Monday, September 10, 2012

wild animals I have known

in my backyard, eating fruit.

Last year's buck, nicknamed Popeye after he showed up with a lumpy brow and crooked antler (best guess:  an altercation with a motor vehicle) has not been back. Now we have both a young buck who prefers to eat young leaves of apple trees and the flowering tips of broccoli and tomatoes, and a doe who eats pears and the new shoots of the rosemary bush.
The doe is at least a little skittish. The buck on the other hand.... Well, I had just finished folding clothes when he arrived in the back yard, and I attempted to scare him off by picking up the IKEA clothes-drying rack and opening and closing it in a threatening giant-scissors fashion (RRASP! RRRASP!) while walking towards him.
Nothing. He stared blankly at me, oblivious to how much bigger my rack was than his rack. I had to throw windfall Spartans at him to get him moving over to the neighbour's back yard. (Credit to Sina for suggesting that I shout 'This is Spartan!' while doing so.)
 I'm undecided now which I should do. Get a new elastic for my Wrist Rocket slingshot and add some oomph to the Spartans, or look in the attic for Chris's old Supersoakers and keep one by the back door?
No raccoons under the house this year, but Momma and a trio of young ones did come prowling (Momma) and wobbling (young 'uns) along the top of the fence while I was picking blackberries. Momma gave me a growl so I growled back, she for the kits, me for the garden.
A few days later I was sitting in the kitchen with the cat on my lap when a half-grown raccoon wandered in through the open back door. I thought at first it was a neighbour cat (there's a creamsicle-coloured one that came right up the stairs not long ago) but it was awfully leggy for a cat.
I spoke to it.

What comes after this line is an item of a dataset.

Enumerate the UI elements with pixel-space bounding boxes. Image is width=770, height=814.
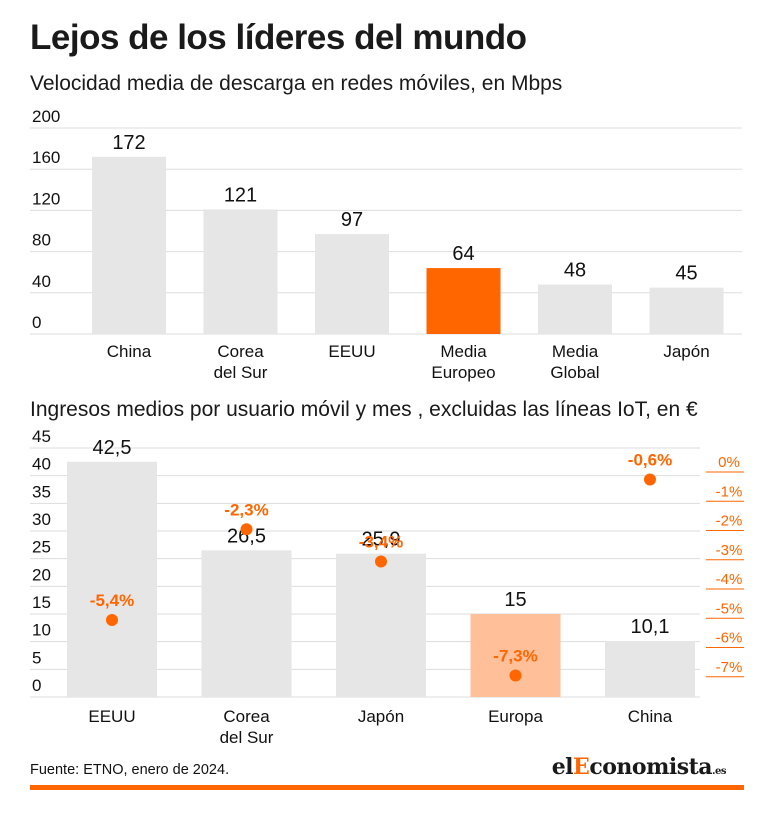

Unlike the deer, it scampered off when spoken to. Our cat remained oblivious on my lap.


Meanwhile the crows clatter around on the roof in a suggestively thuggish fashion, and occasionally descend to accept offerings of catfood (not offered to them originally, but they'll overlook that little misunderstanding. This time.)

So far last year's woodpecker, the one that wanted into the house, hasn't renewed its efforts. There's been one in next-door's oak tree, knocking delicately at outlying branches in rattling concert with one I couldn't see that might have been in the other oak tree cater-corner. I hope it wasn't after some part of the garage.
Here's a damp bee, my one successful capture of a bee in pixels, because normally they move too fast. This one was resting up on a gallica rose just at sunrise, with the look of someone who'd partied all night and wasn't quite sure where he'd woken up.
This increase in wildlife is probably connected with the season of mists and not-so-mellow fruitfulness that's going on. While the Transparent apples are well and truly dealt with, dried and bagged or sauced and frozen, the pears are dropping fast. I've done two dryer loads and a jar of pear sauce (pear butter?) already, and there are two mixing bowls of windfalls still to go.
The blackberries may be done, with only one pie and a large ziplock bag frozen. They looked promising, but perhaps because of the dry summer, most of the berries are small and of the sort that doesn't want to detach from the stem. Oddly, the bushes have swapped qualities this year, with the nice fat berries coming from the bush that last year produced small tight berries.
The young greengage tree produced a crop this year. Are greengages normally the size of cherries? It did make them easier to pit, with my new cherry pitter, but it wasn't going to make much jam. 

2 comments:

Terri-Lynne said...

The raccoon came INTO the house? Really? Cheeky little thing, eh? At least he had the good sense to scamper before your--ahem--guard cat got wind of him.

;)

batgirl said...

Yes, she would have shown him a thing or two, all right! If she'd woken up.

I'm really pleased with that first crow picture. It reminds me of your LJ avvie.